Only angle is if the mortgage was drawn down after Nov 6th 2006. Then they can look at the infamous flyer angle.


----------



## joe351980 (17 Feb 2020)

Demoivre, this is hands down one of the best statements on this site. 

"If the banks had intended for customers to roll to a standard variable rate after a fixed rate why didn't they just state that clearly in the contract, which they are supposed to do ?"


----------



## demoivre (18 Feb 2020)

peemac said:


> Unless the original poster has something to indicate in black and white that a tracker forms part of the agreement, they are clutching at straws.



Unless the bank has something in black and white that a standard variable rate forms part of the agreement , they are clutching at straws.

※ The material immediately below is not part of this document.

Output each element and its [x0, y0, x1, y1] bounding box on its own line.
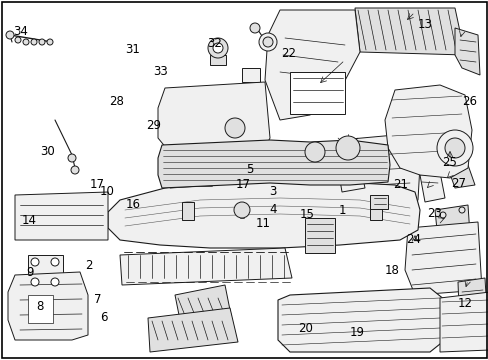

The notion that a tracker must be specifically mentioned in a contract for a borrower to be entitled to it, but a standard variable rate doesn't have to be, but instead a selection of loose terms can be used to describe a standard variable rate, is in direct contravention of The Framework document and the EU directive on Unfair Terms in contracts. And of course Section 2.2 of the Consumer Protection Code requires that banks:

"acts with due skill, care and diligence in the best interests of its customers; "


----------



## demoivre (18 Feb 2020)

peemac said:


> I suffered from kbc's tracker scandal and fought them since 2009 and one of the original posters on the tracker scandal here.
> 
> I've gone through contracts word for word, had extensive legal advice including counsel and fought every angle.



Who did you appeal your case to ?


----------



## peemac (18 Feb 2020)

demoivre said:


> Who did you appeal your case to ?


Ombudsman 2012. Rejected.


----------